Tuesday, January 26, 2010

They dont waste a minute.


Sorry for the absence in posting, very busy with school and this past weekend was my 23rd birthday. I made this weekend, school work free to enjoy time with my family and friends. In the back of my mind school was nagging at me still. Kept thinking of all the things I could be studying and upcoming assignments. I already have a pharmacology test on on Monday. Little nervous because I have never had this teacher before and I don't know her testing style. Hoping for multiple choice. I feel good though, between lecture and reading the book drugs are starting to make sense.
I'm beginning to feel overwhelmed with studying. So many things and so little time. I feel like I got alot of studying done today, and I plan to do more later.
Had med-surg clinical this week. This semester we are on a telemetry floor. Kinda excited because I work on a telemetry floor so now I can understand when nurses tell me certain things about patients or when I see the monitors.

Tuesday, January 19, 2010

Tests, quizzes, careplans, process recording, etc.

So yesterday was my first day of class and I already have a throbbing headache. Just looking at the syllabus for medsurg stressed me out. So many extra things to do on top of tests and quizzes, this was just one class. Pharmacology doesn't seem like its gonna be to bad, just have to stay on top of studying. I don't have psychology till tomorrow, but I had orientation on the unit today. I'm not gonna lie, being on the psych unit kinda freaked me out. I'm looking forward to it but I'm afraid a patient might just flip on me one day. The nurses on the unit seemed so calm and relaxed, but I guess they are used to it by now.
I'm just praying that I can make it through this semester and pass every class. Just have to take it one day at a time and study.

Saturday, January 16, 2010

What am I getting myself into????


Trying to get together the strength to start studying. Class starts on Monday which is also the day of my first test, dosage calculations. Sorry for the absence of posting, busy week and I worked last night, which was hectic. I felt so bad for the nurses at work last night. They really are pushed to their limits. I can see why some of them warn me about becoming a nurse. They recieved seven admissions on the floor last night with one tech. It was crazy. The nurses get the short end of the stick, because they end up doing their job and the techs job. A tech could never help a nurse pass meds or do assessments.
I work at a magnet facility, which means nurses are treated with respect, and I can still see the stress that some nurses endure. Of course some handle it better then others. I wonder what type of nurse I will be?? Even through it all I still have the passion and drive to become a nurse. I know it will be stressful, you have someone elses health in your hands. If you are not careful it can be fatal.
There are so many career paths in nursing, which means I don't have to be stuck in a career rut . I just have to find my niche. I hope I can enjoy the ride until I do.
Until then I just have to get through this pesky thing called nursing school.

Monday, January 11, 2010

The countdown continues

Sorry I haven't posted in awhile. I work night shift on the weekend, which basically makes me a zombie in the daytime.
One week left and freedom as I know it is over. It is official my professor sent out the email with clinical groups and the first set of notes. Beginning the semester with cardiovascular, what fun.
I'm actually looking forward to psych nursing, even though I don't plan to pursue that field of nursing. Learning about the human mind interest me. Now I can start analyzing my family and friends, what fun they will find in that.

Thursday, January 7, 2010

Patent leather pleasure


A couple of days ago I received a scrub catalog in the mail. I fell in love with these black patent beauties by nursmates. A little upset I can't wear them to clinical because we can only wear white shoes. Being a lover of shoes, that is the one downside when it comes to nursing attire. There is not much options to chose from. I will definitely be purchasing them for work. I work as a nursing assistant.
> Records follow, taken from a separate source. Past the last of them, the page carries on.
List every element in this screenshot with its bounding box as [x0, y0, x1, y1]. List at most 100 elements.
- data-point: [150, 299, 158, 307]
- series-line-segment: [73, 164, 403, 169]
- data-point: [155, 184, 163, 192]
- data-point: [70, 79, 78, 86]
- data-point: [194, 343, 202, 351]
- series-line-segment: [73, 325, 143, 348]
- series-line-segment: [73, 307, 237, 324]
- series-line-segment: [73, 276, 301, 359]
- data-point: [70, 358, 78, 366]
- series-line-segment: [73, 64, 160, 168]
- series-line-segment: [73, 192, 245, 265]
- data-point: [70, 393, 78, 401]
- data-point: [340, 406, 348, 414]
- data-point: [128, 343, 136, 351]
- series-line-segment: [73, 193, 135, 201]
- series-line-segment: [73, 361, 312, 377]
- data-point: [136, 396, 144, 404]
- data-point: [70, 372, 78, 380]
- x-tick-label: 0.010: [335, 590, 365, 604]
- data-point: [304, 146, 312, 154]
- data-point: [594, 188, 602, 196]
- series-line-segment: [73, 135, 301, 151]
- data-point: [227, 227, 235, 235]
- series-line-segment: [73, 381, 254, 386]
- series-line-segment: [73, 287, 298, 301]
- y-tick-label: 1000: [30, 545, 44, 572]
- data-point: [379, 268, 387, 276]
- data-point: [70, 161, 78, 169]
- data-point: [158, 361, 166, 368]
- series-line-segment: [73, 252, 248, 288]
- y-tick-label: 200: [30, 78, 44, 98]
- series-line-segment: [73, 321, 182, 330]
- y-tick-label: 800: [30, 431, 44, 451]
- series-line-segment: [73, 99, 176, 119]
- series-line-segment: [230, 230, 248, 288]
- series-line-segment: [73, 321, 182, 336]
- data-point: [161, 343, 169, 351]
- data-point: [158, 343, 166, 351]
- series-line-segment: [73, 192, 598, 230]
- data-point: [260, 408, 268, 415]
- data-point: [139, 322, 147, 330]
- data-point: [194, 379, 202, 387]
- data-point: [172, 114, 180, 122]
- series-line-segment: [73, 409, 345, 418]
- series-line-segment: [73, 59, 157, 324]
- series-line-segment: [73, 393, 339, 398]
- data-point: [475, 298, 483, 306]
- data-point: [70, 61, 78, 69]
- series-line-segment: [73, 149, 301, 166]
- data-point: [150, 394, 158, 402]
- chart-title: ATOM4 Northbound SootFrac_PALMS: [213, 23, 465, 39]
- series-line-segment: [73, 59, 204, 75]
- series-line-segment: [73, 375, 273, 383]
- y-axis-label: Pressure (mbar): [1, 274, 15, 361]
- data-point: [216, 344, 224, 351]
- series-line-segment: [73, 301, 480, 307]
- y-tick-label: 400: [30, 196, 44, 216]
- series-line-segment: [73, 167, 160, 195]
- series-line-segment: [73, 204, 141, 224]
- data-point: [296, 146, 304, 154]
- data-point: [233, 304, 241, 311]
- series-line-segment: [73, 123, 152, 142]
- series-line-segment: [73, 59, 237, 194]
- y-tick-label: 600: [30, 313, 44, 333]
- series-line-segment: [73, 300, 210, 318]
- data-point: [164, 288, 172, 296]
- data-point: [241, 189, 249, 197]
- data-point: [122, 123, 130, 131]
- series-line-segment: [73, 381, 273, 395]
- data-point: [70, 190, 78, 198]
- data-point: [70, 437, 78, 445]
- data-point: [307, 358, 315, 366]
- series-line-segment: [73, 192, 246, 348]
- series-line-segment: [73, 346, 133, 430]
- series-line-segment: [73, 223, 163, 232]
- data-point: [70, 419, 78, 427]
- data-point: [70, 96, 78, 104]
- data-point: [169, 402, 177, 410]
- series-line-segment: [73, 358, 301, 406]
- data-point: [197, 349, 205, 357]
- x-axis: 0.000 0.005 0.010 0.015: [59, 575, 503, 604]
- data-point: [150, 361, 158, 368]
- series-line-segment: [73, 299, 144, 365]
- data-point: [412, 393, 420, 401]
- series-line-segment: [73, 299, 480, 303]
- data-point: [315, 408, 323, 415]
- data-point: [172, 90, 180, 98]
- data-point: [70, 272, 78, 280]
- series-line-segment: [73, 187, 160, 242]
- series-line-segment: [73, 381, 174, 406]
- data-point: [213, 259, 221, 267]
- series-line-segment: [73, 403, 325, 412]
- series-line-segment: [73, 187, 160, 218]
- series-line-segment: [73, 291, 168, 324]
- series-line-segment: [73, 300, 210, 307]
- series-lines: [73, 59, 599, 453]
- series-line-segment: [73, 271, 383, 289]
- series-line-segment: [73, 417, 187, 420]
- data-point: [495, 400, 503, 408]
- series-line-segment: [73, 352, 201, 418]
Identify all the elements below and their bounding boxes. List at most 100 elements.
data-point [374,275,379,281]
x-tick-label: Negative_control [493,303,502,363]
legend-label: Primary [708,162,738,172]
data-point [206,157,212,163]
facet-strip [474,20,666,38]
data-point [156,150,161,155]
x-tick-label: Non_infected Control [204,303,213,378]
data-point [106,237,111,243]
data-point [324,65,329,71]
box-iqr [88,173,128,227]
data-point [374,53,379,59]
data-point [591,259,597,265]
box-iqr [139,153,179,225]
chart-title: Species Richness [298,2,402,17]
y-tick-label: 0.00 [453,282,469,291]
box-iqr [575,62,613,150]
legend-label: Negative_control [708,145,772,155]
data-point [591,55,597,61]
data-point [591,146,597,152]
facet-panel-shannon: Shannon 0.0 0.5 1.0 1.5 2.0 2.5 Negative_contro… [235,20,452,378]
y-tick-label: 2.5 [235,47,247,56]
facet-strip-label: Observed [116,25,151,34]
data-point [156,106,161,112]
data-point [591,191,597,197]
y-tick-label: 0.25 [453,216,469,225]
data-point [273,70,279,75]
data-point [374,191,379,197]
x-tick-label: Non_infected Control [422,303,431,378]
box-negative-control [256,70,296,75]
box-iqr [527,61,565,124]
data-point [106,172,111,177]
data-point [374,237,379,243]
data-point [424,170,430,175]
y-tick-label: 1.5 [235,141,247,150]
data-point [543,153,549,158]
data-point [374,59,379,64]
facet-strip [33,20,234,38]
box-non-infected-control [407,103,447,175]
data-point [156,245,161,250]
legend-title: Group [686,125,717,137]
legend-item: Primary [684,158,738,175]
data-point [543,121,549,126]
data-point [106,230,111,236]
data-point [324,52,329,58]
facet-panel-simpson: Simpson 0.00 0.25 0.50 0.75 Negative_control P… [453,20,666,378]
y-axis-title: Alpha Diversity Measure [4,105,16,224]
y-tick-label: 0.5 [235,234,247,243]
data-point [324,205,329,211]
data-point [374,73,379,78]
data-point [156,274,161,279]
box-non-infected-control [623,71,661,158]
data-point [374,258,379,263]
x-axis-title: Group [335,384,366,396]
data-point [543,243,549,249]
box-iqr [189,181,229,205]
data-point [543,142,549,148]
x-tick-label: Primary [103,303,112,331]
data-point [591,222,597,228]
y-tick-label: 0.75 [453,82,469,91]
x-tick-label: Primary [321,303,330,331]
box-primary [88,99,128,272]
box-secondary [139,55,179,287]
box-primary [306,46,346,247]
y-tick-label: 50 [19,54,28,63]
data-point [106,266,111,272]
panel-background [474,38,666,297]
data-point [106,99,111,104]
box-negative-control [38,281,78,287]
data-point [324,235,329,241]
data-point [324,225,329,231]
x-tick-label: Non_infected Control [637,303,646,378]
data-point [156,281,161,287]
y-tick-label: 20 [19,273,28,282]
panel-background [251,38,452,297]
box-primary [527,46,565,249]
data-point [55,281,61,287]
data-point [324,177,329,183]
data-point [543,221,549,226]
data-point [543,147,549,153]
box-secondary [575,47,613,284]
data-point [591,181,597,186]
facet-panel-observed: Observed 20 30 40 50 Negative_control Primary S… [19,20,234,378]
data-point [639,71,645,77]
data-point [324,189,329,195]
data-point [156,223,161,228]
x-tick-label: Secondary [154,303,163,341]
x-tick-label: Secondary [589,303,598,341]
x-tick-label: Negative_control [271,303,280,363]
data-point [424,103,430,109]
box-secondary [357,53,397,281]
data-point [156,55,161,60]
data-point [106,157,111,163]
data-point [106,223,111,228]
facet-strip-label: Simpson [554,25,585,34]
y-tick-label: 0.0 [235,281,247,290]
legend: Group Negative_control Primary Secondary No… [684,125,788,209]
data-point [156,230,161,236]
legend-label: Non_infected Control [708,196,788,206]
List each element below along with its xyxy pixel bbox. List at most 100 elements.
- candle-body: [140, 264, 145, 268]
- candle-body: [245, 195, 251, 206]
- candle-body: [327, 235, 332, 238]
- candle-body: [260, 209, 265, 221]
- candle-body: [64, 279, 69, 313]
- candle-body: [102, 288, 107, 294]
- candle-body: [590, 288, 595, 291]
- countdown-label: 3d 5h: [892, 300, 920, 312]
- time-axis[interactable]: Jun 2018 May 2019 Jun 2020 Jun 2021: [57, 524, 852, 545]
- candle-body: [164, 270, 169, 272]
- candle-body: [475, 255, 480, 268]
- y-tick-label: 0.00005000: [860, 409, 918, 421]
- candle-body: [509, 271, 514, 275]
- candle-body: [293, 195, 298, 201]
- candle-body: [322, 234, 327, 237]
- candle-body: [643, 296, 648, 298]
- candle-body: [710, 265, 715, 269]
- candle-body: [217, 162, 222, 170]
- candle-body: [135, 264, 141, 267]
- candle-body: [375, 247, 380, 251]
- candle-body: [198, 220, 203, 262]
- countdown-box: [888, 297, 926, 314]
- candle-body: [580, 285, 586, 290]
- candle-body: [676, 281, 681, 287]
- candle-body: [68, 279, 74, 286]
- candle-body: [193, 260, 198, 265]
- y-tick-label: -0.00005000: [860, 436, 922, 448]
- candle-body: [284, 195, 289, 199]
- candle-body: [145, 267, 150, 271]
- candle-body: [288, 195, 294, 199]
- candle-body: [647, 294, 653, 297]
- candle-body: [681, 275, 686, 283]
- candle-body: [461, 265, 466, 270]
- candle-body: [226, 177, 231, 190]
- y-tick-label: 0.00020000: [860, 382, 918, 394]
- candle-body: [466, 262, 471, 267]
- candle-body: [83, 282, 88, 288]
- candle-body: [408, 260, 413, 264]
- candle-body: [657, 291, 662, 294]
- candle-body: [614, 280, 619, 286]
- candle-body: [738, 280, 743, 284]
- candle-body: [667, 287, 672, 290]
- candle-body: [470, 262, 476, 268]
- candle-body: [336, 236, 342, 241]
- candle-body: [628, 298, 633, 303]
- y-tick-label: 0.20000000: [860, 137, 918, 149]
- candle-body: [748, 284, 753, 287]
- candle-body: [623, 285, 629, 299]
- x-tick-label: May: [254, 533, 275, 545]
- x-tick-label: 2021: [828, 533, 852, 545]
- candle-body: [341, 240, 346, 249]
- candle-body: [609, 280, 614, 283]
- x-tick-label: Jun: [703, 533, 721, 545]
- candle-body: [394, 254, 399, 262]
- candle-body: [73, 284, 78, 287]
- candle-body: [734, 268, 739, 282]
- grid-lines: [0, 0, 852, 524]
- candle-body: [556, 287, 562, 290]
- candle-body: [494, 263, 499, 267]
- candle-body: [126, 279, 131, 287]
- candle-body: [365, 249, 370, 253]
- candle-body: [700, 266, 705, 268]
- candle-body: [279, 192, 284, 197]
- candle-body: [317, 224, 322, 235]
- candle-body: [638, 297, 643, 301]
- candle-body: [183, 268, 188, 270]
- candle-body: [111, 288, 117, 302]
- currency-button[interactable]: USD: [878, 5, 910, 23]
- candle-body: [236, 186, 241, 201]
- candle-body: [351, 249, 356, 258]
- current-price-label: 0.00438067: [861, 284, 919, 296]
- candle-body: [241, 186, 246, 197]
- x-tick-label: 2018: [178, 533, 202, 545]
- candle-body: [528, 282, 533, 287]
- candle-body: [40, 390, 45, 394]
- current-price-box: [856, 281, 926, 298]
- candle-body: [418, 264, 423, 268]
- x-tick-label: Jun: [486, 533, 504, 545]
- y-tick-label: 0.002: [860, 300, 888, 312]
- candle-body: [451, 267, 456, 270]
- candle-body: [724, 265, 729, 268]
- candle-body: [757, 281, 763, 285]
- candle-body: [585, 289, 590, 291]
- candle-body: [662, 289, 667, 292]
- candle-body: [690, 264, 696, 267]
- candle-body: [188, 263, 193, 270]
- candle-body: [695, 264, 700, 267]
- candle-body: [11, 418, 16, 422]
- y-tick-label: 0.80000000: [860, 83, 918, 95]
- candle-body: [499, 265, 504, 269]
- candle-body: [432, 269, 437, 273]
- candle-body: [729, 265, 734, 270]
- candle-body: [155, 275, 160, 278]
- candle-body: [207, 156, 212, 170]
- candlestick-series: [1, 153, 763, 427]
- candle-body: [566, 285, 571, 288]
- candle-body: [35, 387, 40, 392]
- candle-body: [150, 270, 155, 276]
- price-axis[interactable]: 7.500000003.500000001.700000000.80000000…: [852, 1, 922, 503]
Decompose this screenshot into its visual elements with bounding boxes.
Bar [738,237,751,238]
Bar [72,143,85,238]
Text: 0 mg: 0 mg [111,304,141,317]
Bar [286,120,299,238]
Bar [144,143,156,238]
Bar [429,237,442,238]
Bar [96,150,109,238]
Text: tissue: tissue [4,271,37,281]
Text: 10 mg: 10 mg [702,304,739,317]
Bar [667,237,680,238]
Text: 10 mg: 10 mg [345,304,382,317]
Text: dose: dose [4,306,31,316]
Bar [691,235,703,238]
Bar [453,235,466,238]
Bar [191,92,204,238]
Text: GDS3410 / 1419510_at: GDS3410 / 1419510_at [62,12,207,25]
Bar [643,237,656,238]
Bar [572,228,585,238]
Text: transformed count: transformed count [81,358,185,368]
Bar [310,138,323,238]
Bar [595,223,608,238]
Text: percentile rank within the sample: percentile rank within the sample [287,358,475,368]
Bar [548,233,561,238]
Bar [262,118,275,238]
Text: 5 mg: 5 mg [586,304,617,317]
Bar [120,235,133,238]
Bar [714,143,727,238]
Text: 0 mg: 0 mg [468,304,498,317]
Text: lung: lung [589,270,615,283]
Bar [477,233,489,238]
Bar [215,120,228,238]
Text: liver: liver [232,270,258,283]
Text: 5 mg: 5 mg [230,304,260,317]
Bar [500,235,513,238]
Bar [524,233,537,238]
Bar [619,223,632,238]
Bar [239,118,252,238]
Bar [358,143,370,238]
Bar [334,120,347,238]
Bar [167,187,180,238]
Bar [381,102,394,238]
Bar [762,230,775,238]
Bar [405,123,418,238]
10 days until school starts. I am enjoying actually going to the library for leisure instead of spending hours at an end there reading textbooks and writing care plans and term papers. I admit I am itching for classes to restart, because this brings me closer to graduation. I am also loathing the return to class because of the stress that accompanies it. Nursing school=no life.I feel like I only get to see and interact with my family, friends, and boyfriend in between semesters. When I don't have my nose buried in a nursing textbook I feel guilty. This semester I am taking medsurg II, psych nursing, and pharmacology, which means no free time for me. Being able to graduate with a Bachelors degree in nursing is what keeps my eye on the prize.

Wednesday, January 6, 2010

Where to Begin

The thought of starting a blog has been brewing in the back of my head for a long time. I just never knew what I would talk about and who would want to read. After going through the numerous tribulations of nursing school it came to me. Only nursing students could know what I am talking about and what I am going through. The late nights before clinicals studying med cards, the numerous evenings spent thumbing through nursing diagnosis books, and the oh so many mornings spent in clinical hoping that you don't get ripped another one by your clinical instructor. This blog is for all the nursing students out there who feel the passion to be a nurse but yet feel beat down by the system we know as nursing school. This blog is to follow my year and a half left to get my bachelors in nursing. My highs and my lows. The blood (literally), sweat and tears.